China’s economy is unlikely to suffer a hard landing as Beijing has room to deploy fiscal and monetary stimulus if the world’s second-largest economy slows further, Asian Development Bank President Takehiko Nakao said on Thursday.
ADB, the regional lender, expects Chinese growth to slow to 6.8 per cent this year from last year’s 7.3 per cent, and to be 6.7 per cent in 2016.
Since last year, China has rolled out a raft of measures to avert a shaper slowdown, including fast-tracking infrastructure investment and cutting interest rates six times since November 2014. But such steps have been slow to take effect.
“Even if GDP falls, there won’t be a hard landing,’’ Nakao, a former Japanese vice finance minister for international affairs, told a lecture.
“There’s room for fiscal and monetary policies to stimulate the economy if it slows further... I think they will act if necessary to maintain a certain rate of growth.’’
Keynesian economic policy
Nakao said Chinese authorities would refrain from Keynesian economic policy, which could lead to more debt and excess investment, while Beijing tries to achieve harmonious growth led by private consumption and the service sector.
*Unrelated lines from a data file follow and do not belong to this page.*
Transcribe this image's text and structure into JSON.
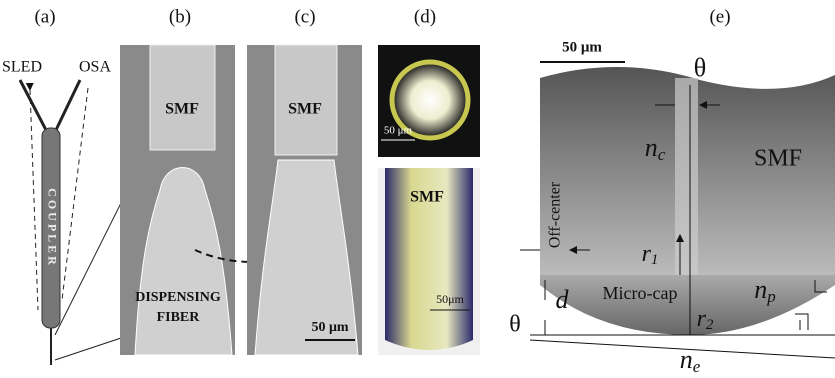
{
  "panel_a": {
    "label": "(a)",
    "source": "SLED",
    "analyzer": "OSA",
    "coupler": "COUPLER"
  },
  "panel_b": {
    "label": "(b)",
    "fiber": "SMF",
    "dispensing_fiber": [
      "DISPENSING",
      "FIBER"
    ]
  },
  "panel_c": {
    "label": "(c)",
    "fiber": "SMF",
    "scale": "50 μm"
  },
  "panel_d": {
    "label": "(d)",
    "top_scale": "50 μm",
    "fiber": "SMF",
    "bottom_scale": "50μm"
  },
  "panel_e": {
    "label": "(e)",
    "scale": "50 μm",
    "theta_top": "θ",
    "n_core": {
      "base": "n",
      "sub": "c"
    },
    "fiber": "SMF",
    "offset": "Off-center",
    "r1": {
      "base": "r",
      "sub": "1"
    },
    "cap": "Micro-cap",
    "n_cap": {
      "base": "n",
      "sub": "p"
    },
    "height": "d",
    "r2": {
      "base": "r",
      "sub": "2"
    },
    "theta_bottom": "θ",
    "n_ext": {
      "base": "n",
      "sub": "e"
    }
  }
}
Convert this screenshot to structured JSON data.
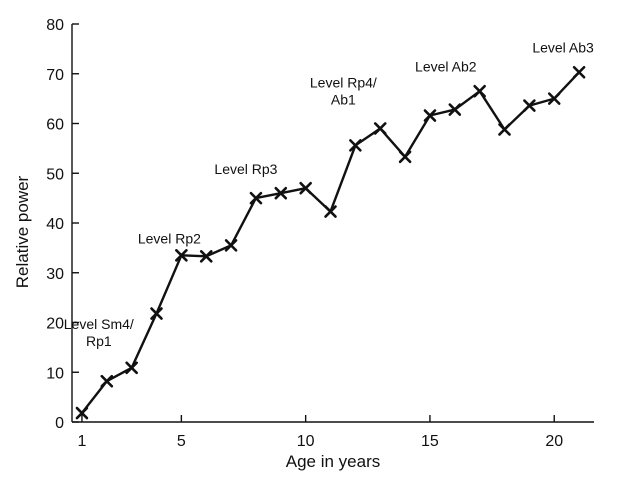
{
  "chart_data": {
    "type": "line",
    "xlabel": "Age in years",
    "ylabel": "Relative power",
    "xlim": [
      0.6,
      21.6
    ],
    "ylim": [
      0,
      80
    ],
    "x_ticks": [
      1,
      5,
      10,
      15,
      20
    ],
    "y_ticks": [
      0,
      10,
      20,
      30,
      40,
      50,
      60,
      70,
      80
    ],
    "grid": false,
    "marker": "x",
    "line_color": "#111111",
    "series": [
      {
        "x": [
          1,
          2,
          3,
          4,
          5,
          6,
          7,
          8,
          9,
          10,
          11,
          12,
          13,
          14,
          15,
          16,
          17,
          18,
          19,
          20,
          21
        ],
        "y": [
          1.8,
          8.2,
          10.9,
          21.8,
          33.5,
          33.3,
          35.5,
          45.0,
          46.0,
          47.0,
          42.3,
          55.6,
          59.0,
          53.3,
          61.6,
          62.8,
          66.5,
          58.8,
          63.6,
          65.0,
          70.3
        ]
      }
    ],
    "annotations": [
      {
        "lines": [
          "Level Sm4/",
          "Rp1"
        ],
        "x": 2,
        "y": 8.2
      },
      {
        "lines": [
          "Level Rp2"
        ],
        "x": 5,
        "y": 33.5
      },
      {
        "lines": [
          "Level Rp3"
        ],
        "x": 8,
        "y": 45.0
      },
      {
        "lines": [
          "Level Rp4/",
          "Ab1"
        ],
        "x": 12,
        "y": 55.6
      },
      {
        "lines": [
          "Level Ab2"
        ],
        "x": 16,
        "y": 62.8
      },
      {
        "lines": [
          "Level Ab3"
        ],
        "x": 21,
        "y": 70.3
      }
    ]
  }
}
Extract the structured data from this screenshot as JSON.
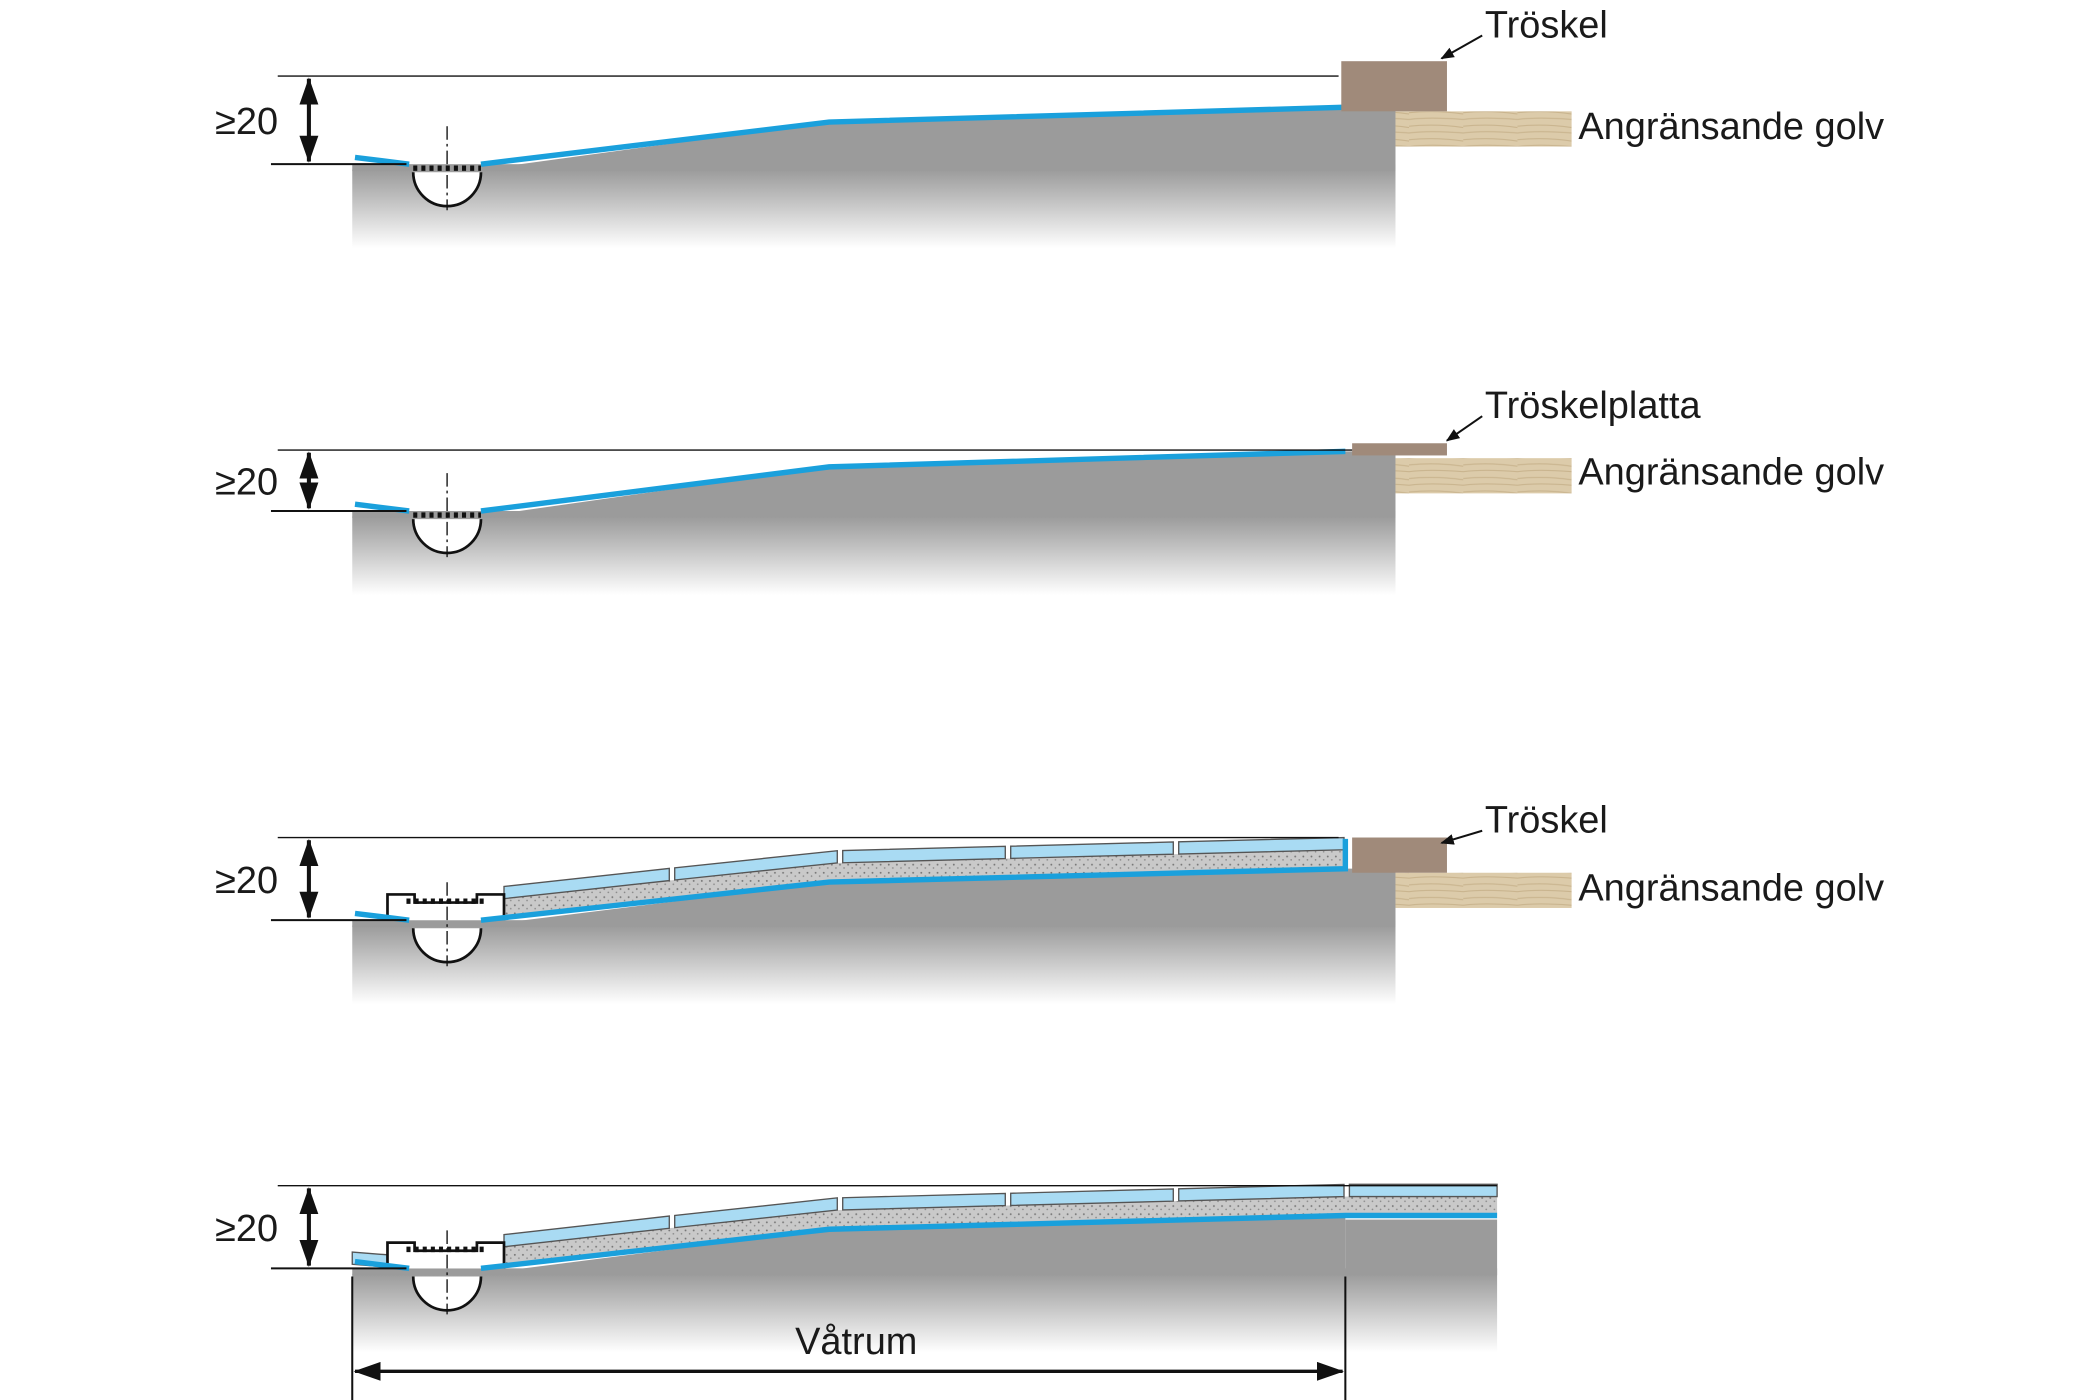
{
  "sections": [
    {
      "dimension": "≥20",
      "threshold_label": "Tröskel",
      "floor_label": "Angränsande golv"
    },
    {
      "dimension": "≥20",
      "threshold_label": "Tröskelplatta",
      "floor_label": "Angränsande golv"
    },
    {
      "dimension": "≥20",
      "threshold_label": "Tröskel",
      "floor_label": "Angränsande golv"
    },
    {
      "dimension": "≥20",
      "span_label": "Våtrum"
    }
  ]
}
He also said he hoped ADB would cooperate with the Chinese-led Asian Infrastructure Investment Bank (AIIB) through co-financing projects starting “next spring’’.
Japan and the United States have stayed out of the AIIB, which is seen as a rival to Japan-led ADB and the US-led World Bank. But Nakao said if the two countries cooperate with the China-led AIIB indirectly through ADB and the World Bank, it would serve the best interests of Japan.
Nakao said he hoped Myanmar’s new government would continue with market-oriented economic reform, saying President Thein Sein has promoted stable growth.